Introduction:
Over the years, the use of artificial intelligence (AI) in medical research has shown great promise in enhancing drug discovery, identifying new treatment targets, and predicting disease outcomes1. AI is an umbrella term encompassing several advanced technologies, such as machine learning, natural language processing, and deep learning. These methods facilitate the extraction of patterns and insights from vast amounts of data. A recent exciting development in AI research has been the public release of ChatGPT2, developed by OpenAI. The model architecture behind ChatGPT (GPT; Generative Pre-trained Transformer3 has shown to be very capable of achieving strong natural language understanding, while its accessible graphical user interface has resulted in widespread adoption.
Large Language Models (LLMs) such as ChatGPT are trained on an enormous corpus of text in order to generative responses to queries4. By devoting considerable human time labeling the quality of generated responses and re-training the model to produce the best responses, ChatGPT has suprised many to produce fluent and accurate responses to human inquiries. Aside from the public interest in the use of ChatGPT, there has also been suggestions of using the model to assist students and researchers by editing text, answering questions, writing code, and finding relevant literature given a query5–8.

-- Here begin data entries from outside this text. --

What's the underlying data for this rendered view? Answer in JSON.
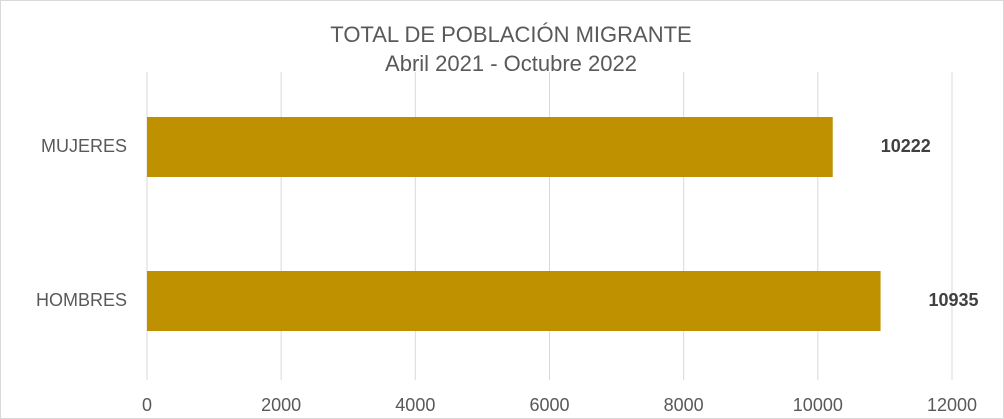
{
  "chart_data": {
    "type": "barh",
    "title": "TOTAL DE POBLACIÓN MIGRANTE",
    "subtitle": "Abril 2021 - Octubre 2022",
    "categories": [
      "MUJERES",
      "HOMBRES"
    ],
    "values": [
      10222,
      10935
    ],
    "color": "#bf9000",
    "xlim": [
      0,
      12000
    ],
    "xticks": [
      0,
      2000,
      4000,
      6000,
      8000,
      10000,
      12000
    ],
    "grid": true
  }
}
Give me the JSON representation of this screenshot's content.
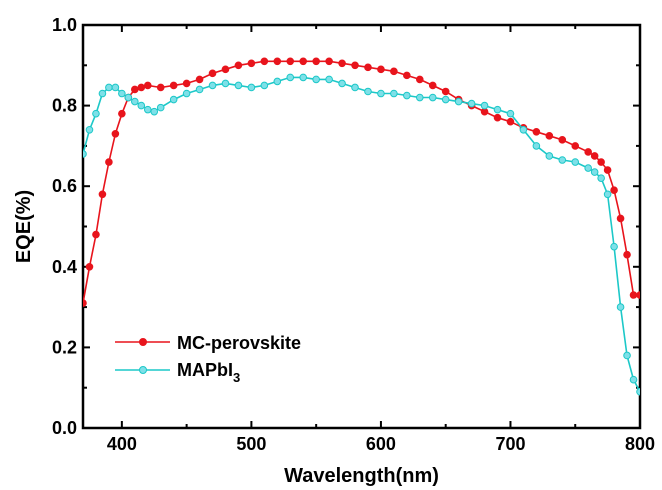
{
  "chart_data": {
    "type": "line",
    "title": "",
    "xlabel": "Wavelength(nm)",
    "ylabel": "EQE(%)",
    "xlim": [
      370,
      800
    ],
    "ylim": [
      0.0,
      1.0
    ],
    "xticks": [
      "400",
      "500",
      "600",
      "700",
      "800"
    ],
    "yticks": [
      "0.0",
      "0.2",
      "0.4",
      "0.6",
      "0.8",
      "1.0"
    ],
    "grid": false,
    "legend_position": "bottom-left",
    "series": [
      {
        "name": "MC-perovskite",
        "color": "#e8141c",
        "marker_fill": "#e8141c",
        "x": [
          370,
          375,
          380,
          385,
          390,
          395,
          400,
          405,
          410,
          415,
          420,
          430,
          440,
          450,
          460,
          470,
          480,
          490,
          500,
          510,
          520,
          530,
          540,
          550,
          560,
          570,
          580,
          590,
          600,
          610,
          620,
          630,
          640,
          650,
          660,
          670,
          680,
          690,
          700,
          710,
          720,
          730,
          740,
          750,
          760,
          765,
          770,
          775,
          780,
          785,
          790,
          795,
          800
        ],
        "y": [
          0.31,
          0.4,
          0.48,
          0.58,
          0.66,
          0.73,
          0.78,
          0.82,
          0.84,
          0.845,
          0.85,
          0.845,
          0.85,
          0.855,
          0.865,
          0.88,
          0.89,
          0.9,
          0.905,
          0.91,
          0.91,
          0.91,
          0.91,
          0.91,
          0.91,
          0.905,
          0.9,
          0.895,
          0.89,
          0.885,
          0.875,
          0.865,
          0.85,
          0.835,
          0.815,
          0.8,
          0.785,
          0.77,
          0.76,
          0.745,
          0.735,
          0.725,
          0.715,
          0.7,
          0.685,
          0.675,
          0.66,
          0.64,
          0.59,
          0.52,
          0.43,
          0.33,
          0.33
        ]
      },
      {
        "name": "MAPbI3",
        "color": "#1cc8c8",
        "marker_fill": "#7ee0e8",
        "x": [
          370,
          375,
          380,
          385,
          390,
          395,
          400,
          405,
          410,
          415,
          420,
          425,
          430,
          440,
          450,
          460,
          470,
          480,
          490,
          500,
          510,
          520,
          530,
          540,
          550,
          560,
          570,
          580,
          590,
          600,
          610,
          620,
          630,
          640,
          650,
          660,
          670,
          680,
          690,
          700,
          710,
          720,
          730,
          740,
          750,
          760,
          765,
          770,
          775,
          780,
          785,
          790,
          795,
          800
        ],
        "y": [
          0.68,
          0.74,
          0.78,
          0.83,
          0.845,
          0.845,
          0.83,
          0.82,
          0.81,
          0.8,
          0.79,
          0.785,
          0.795,
          0.815,
          0.83,
          0.84,
          0.85,
          0.855,
          0.85,
          0.845,
          0.85,
          0.86,
          0.87,
          0.87,
          0.865,
          0.865,
          0.855,
          0.845,
          0.835,
          0.83,
          0.83,
          0.825,
          0.82,
          0.82,
          0.815,
          0.81,
          0.805,
          0.8,
          0.79,
          0.78,
          0.74,
          0.7,
          0.675,
          0.665,
          0.66,
          0.645,
          0.635,
          0.62,
          0.58,
          0.45,
          0.3,
          0.18,
          0.12,
          0.09
        ]
      }
    ]
  },
  "legend": {
    "series_1_label": "MC-perovskite",
    "series_2_label_main": "MAPbI",
    "series_2_label_sub": "3"
  }
}
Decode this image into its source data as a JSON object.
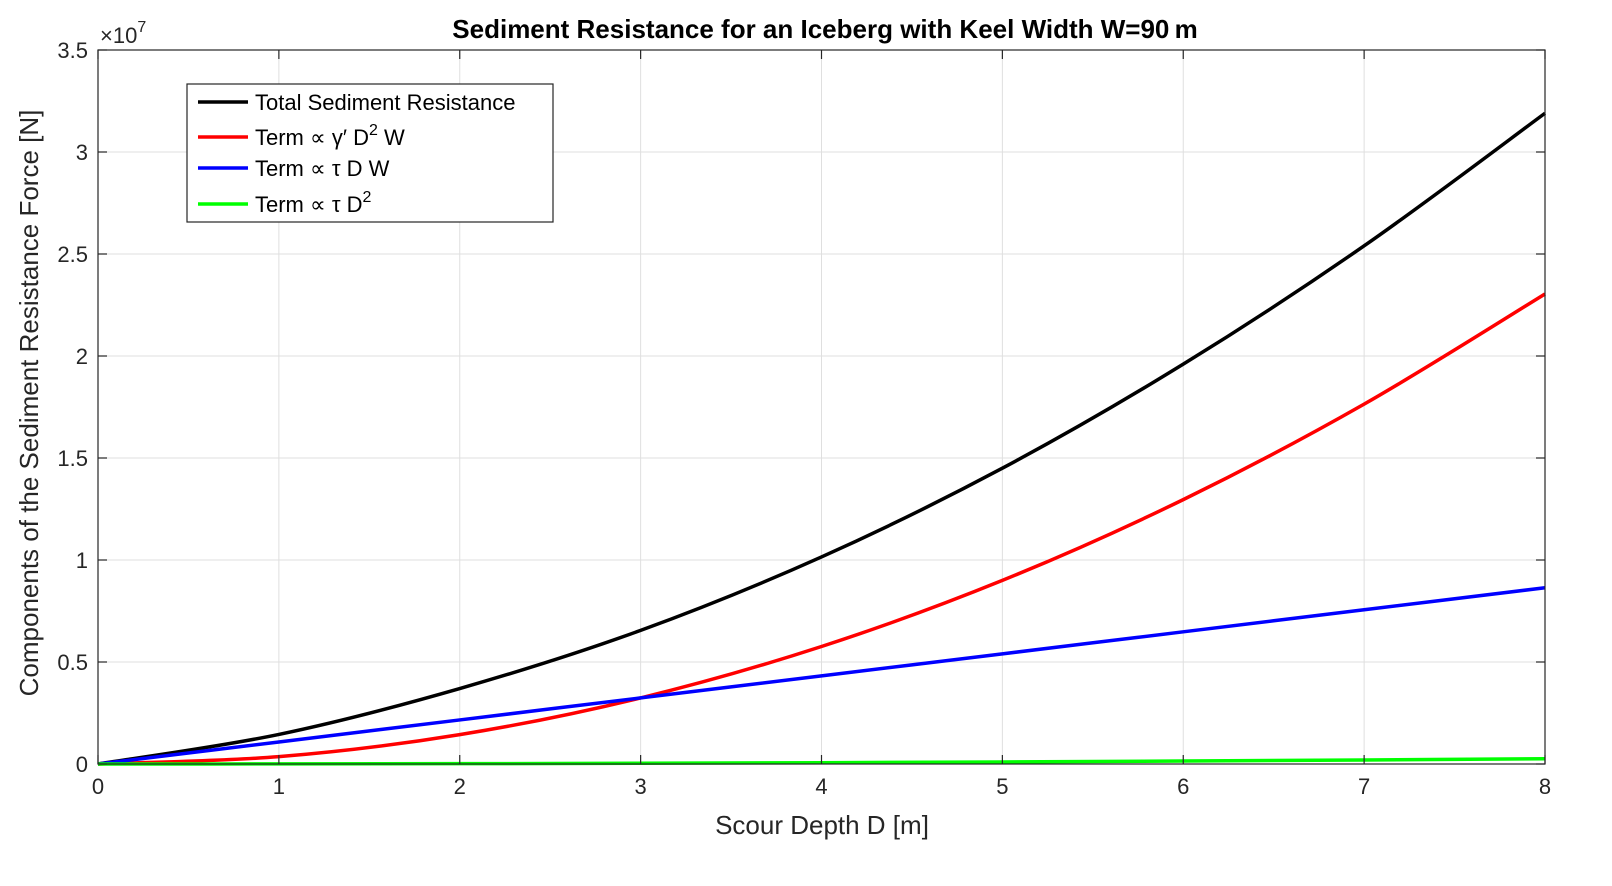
{
  "chart_data": {
    "type": "line",
    "title": "Sediment Resistance for an Iceberg with Keel Width W=90 m",
    "xlabel": "Scour Depth D [m]",
    "ylabel": "Components of the Sediment Resistance Force [N]",
    "y_exponent_label": "×10",
    "y_exponent_power": "7",
    "xlim": [
      0,
      8
    ],
    "ylim": [
      0,
      35000000
    ],
    "xticks": [
      0,
      1,
      2,
      3,
      4,
      5,
      6,
      7,
      8
    ],
    "xtick_labels": [
      "0",
      "1",
      "2",
      "3",
      "4",
      "5",
      "6",
      "7",
      "8"
    ],
    "yticks": [
      0,
      5000000,
      10000000,
      15000000,
      20000000,
      25000000,
      30000000,
      35000000
    ],
    "ytick_labels": [
      "0",
      "0.5",
      "1",
      "1.5",
      "2",
      "2.5",
      "3",
      "3.5"
    ],
    "grid": true,
    "legend_position": "top-left",
    "x": [
      0,
      1,
      2,
      3,
      4,
      5,
      6,
      7,
      8
    ],
    "series": [
      {
        "name": "Total Sediment Resistance",
        "color": "#000000",
        "values": [
          0,
          1450000,
          3700000,
          6550000,
          10150000,
          14500000,
          19600000,
          25400000,
          31900000
        ]
      },
      {
        "name": "Term ∝ γ′ D",
        "name_sup": "2",
        "name_tail": " W",
        "color": "#ff0000",
        "values": [
          0,
          360000,
          1440000,
          3240000,
          5760000,
          9000000,
          12960000,
          17640000,
          23040000
        ]
      },
      {
        "name": "Term ∝ τ D W",
        "color": "#0000ff",
        "values": [
          0,
          1080000,
          2160000,
          3240000,
          4320000,
          5400000,
          6480000,
          7560000,
          8640000
        ]
      },
      {
        "name": "Term ∝ τ D",
        "name_sup": "2",
        "color": "#00ff00",
        "values": [
          0,
          4000,
          16000,
          36000,
          64000,
          100000,
          144000,
          196000,
          256000
        ]
      }
    ]
  }
}
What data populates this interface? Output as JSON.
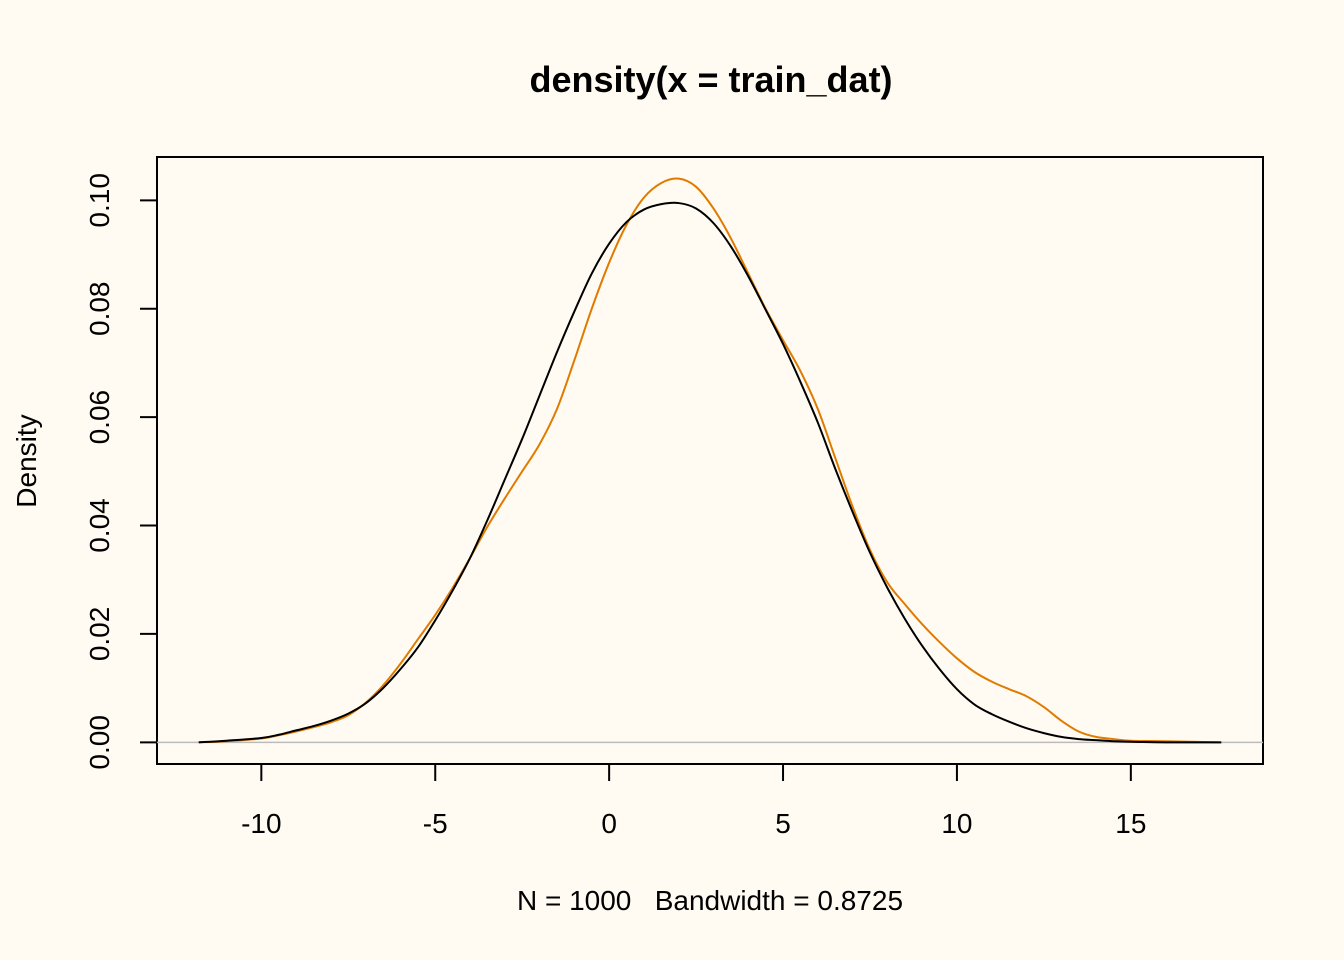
{
  "chart_data": {
    "type": "line",
    "title": "density(x = train_dat)",
    "xlabel": "N = 1000   Bandwidth = 0.8725",
    "ylabel": "Density",
    "xlim": [
      -13,
      18.8
    ],
    "ylim": [
      -0.004,
      0.108
    ],
    "x_ticks": [
      -10,
      -5,
      0,
      5,
      10,
      15
    ],
    "x_tick_labels": [
      "-10",
      "-5",
      "0",
      "5",
      "10",
      "15"
    ],
    "y_ticks": [
      0.0,
      0.02,
      0.04,
      0.06,
      0.08,
      0.1
    ],
    "y_tick_labels": [
      "0.00",
      "0.02",
      "0.04",
      "0.06",
      "0.08",
      "0.10"
    ],
    "zero_line": true,
    "grid": false,
    "series": [
      {
        "color": "#e07b00",
        "x": [
          -11.8,
          -11,
          -10,
          -9.5,
          -9,
          -8.5,
          -8,
          -7.5,
          -7,
          -6.5,
          -6,
          -5.5,
          -5,
          -4.5,
          -4,
          -3.5,
          -3,
          -2.5,
          -2,
          -1.5,
          -1,
          -0.5,
          0,
          0.5,
          1,
          1.5,
          2,
          2.5,
          3,
          3.5,
          4,
          4.5,
          5,
          5.5,
          6,
          6.5,
          7,
          7.5,
          8,
          8.5,
          9,
          9.5,
          10,
          10.5,
          11,
          11.5,
          12,
          12.5,
          13,
          13.5,
          14,
          14.5,
          15,
          16,
          17.6
        ],
        "y": [
          0.0,
          0.0002,
          0.0007,
          0.0013,
          0.002,
          0.0028,
          0.0037,
          0.005,
          0.0073,
          0.0105,
          0.0145,
          0.019,
          0.0235,
          0.0285,
          0.034,
          0.0398,
          0.045,
          0.05,
          0.055,
          0.0615,
          0.0705,
          0.08,
          0.0885,
          0.0955,
          0.1005,
          0.1032,
          0.104,
          0.1025,
          0.0985,
          0.093,
          0.0865,
          0.08,
          0.0742,
          0.0685,
          0.0615,
          0.0525,
          0.0435,
          0.0355,
          0.0295,
          0.0255,
          0.0218,
          0.0185,
          0.0155,
          0.013,
          0.0112,
          0.0098,
          0.0085,
          0.0065,
          0.004,
          0.002,
          0.001,
          0.0006,
          0.0003,
          0.0002,
          0.0
        ]
      },
      {
        "color": "#000000",
        "x": [
          -11.8,
          -11,
          -10,
          -9.5,
          -9,
          -8.5,
          -8,
          -7.5,
          -7,
          -6.5,
          -6,
          -5.5,
          -5,
          -4.5,
          -4,
          -3.5,
          -3,
          -2.5,
          -2,
          -1.5,
          -1,
          -0.5,
          0,
          0.5,
          1,
          1.5,
          2,
          2.5,
          3,
          3.5,
          4,
          4.5,
          5,
          5.5,
          6,
          6.5,
          7,
          7.5,
          8,
          8.5,
          9,
          9.5,
          10,
          10.5,
          11,
          11.5,
          12,
          12.5,
          13,
          13.5,
          14,
          14.5,
          15,
          16,
          17.6
        ],
        "y": [
          0.0,
          0.0003,
          0.0008,
          0.0014,
          0.0022,
          0.003,
          0.004,
          0.0053,
          0.0072,
          0.01,
          0.0135,
          0.0175,
          0.0225,
          0.028,
          0.034,
          0.041,
          0.0485,
          0.056,
          0.064,
          0.072,
          0.0795,
          0.0865,
          0.092,
          0.096,
          0.0983,
          0.0993,
          0.0995,
          0.0985,
          0.0958,
          0.0915,
          0.086,
          0.0798,
          0.0735,
          0.0665,
          0.059,
          0.0505,
          0.0425,
          0.035,
          0.0285,
          0.0228,
          0.0178,
          0.0135,
          0.0098,
          0.007,
          0.0052,
          0.0038,
          0.0026,
          0.0017,
          0.001,
          0.0006,
          0.0004,
          0.0002,
          0.0001,
          0.0,
          0.0
        ]
      }
    ]
  }
}
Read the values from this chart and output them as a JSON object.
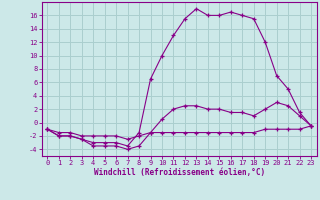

There already exist several publications discussing the potential impact of LLMs on a wide range of different research fields9–11. It however remains unknown if tools like ChatGPT can also support researchers from relatively small research fields, potentially resulting from a lower availability of training data. In this work, we investigate if ChatGPT can be used to assist during the development of population pharmacokinetic (PK) models. As an use-case, we use ChatGPT to generate R code for predicting in vivo drug concentrations of standard half-life factor VIII (FVIII) concentrates in patients with haemophilia A12. Next, we query ChatGPT to generate an interactive R shiny application that can be used for the interpretation of the model and the selection of optimal doses. Based on this use-case, we aim to show that researchers unfamiliar with programming in R can nonetheless produce usable code for data analysis.